4.0 Investigation, Materials and Technology
4.1 Ability to diagnose structural and fabric problems and to judge when technical advice should be sought.
4.2 Ability to assess the capacity of an historic asset to receive interventions or alternative uses without unacceptable impacts upon its significance.
4.3 Awareness that documented history and records of previous investigation and management should be sought and, where available, critically used in a project.
4.4 Ability to scope options for repair and identify those which are most likely to conserve the historic fabric, character and appearance of a building.
4.5 Awareness of available scientific techniques such as paint analysis and dendrochronology and how to use them in appropriate situations.
4.6 Understanding the performance characteristics of historic materials, and of a consistent and balanced approach to the diagnosis of failure and the selection of replacements that are appropriate for the type of building and the scope of the required works.
5.0 Social and Financial Issues
5.1 Awareness of the range of cultural, social and economic values that might be associated with an historic building or area and the extent to which there may be conflicts between them.
5.2 Regard for the interests of stakeholders in developing public projects, and good communication with interested communities.
5.3 Ability to promote physical and intellectual access through publicity and interpretation in appropriate projects.
5.4 Application of a conservation-led approach to regeneration schemes in historic areas.
5.5 Ability to assess and design disability access arrangements that are reasonable in the context of historic buildings.

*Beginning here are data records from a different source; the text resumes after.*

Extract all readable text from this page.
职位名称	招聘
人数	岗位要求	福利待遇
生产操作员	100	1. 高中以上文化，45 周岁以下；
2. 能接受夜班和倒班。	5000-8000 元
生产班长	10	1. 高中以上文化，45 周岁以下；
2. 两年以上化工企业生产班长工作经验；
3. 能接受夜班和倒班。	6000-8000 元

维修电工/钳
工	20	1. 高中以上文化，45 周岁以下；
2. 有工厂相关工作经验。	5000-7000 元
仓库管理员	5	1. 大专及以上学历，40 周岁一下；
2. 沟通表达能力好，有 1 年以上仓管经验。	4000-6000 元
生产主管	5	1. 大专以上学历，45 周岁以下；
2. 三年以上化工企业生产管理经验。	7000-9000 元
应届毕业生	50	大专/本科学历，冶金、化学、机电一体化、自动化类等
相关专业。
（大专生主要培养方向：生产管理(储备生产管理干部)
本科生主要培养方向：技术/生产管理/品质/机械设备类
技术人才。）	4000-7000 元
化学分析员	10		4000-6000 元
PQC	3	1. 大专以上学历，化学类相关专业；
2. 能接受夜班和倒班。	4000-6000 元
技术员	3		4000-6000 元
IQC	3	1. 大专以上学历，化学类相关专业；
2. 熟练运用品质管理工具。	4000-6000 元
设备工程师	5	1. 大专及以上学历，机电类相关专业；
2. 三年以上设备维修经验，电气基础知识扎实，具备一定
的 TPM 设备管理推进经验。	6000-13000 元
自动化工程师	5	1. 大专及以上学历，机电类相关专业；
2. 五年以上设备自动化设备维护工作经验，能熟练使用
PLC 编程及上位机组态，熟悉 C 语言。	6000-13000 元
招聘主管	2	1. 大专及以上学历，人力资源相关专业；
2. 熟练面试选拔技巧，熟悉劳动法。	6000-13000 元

5.6 Ability to identify and secure potential sources of grant-aid.
6.0 Implementation and Management of Works
6.1 Ability to scope and carry out appropriate preliminary investigations and research.
6.2 Ability to identify and agree project objectives.
6.3 Understanding survey and recording needs at the appropriate stages of a project.
6.4 Ability to prepare a specification for repairs that is comprehensive, accurate and clear.
6.5 Ability to convey information and illustrate instructions through the targeted use of drawings and photographs.
6.6 Involvement of relevant specialist advisers and contractors at appropriate stages of a project and a successfully integrated team-based approach to a complex project.
6.7 Demonstration of a flexible approach to managing repairs that cannot be fully diagnosed until opening up works have been completed.
6.8 Monitoring schemes of works to ensure objectives are being met, standards of performance maintained, and contingencies properly handled.
6.9 Production of properly ordered project documentation securely deposited and reasonable accessible for future projects of repair, alteration or research.
6.10 Design and execution of sensitive works of alteration to meet current needs, successfully balancing respect for setting and impact on significance with the creation of value and contemporary cultural expression.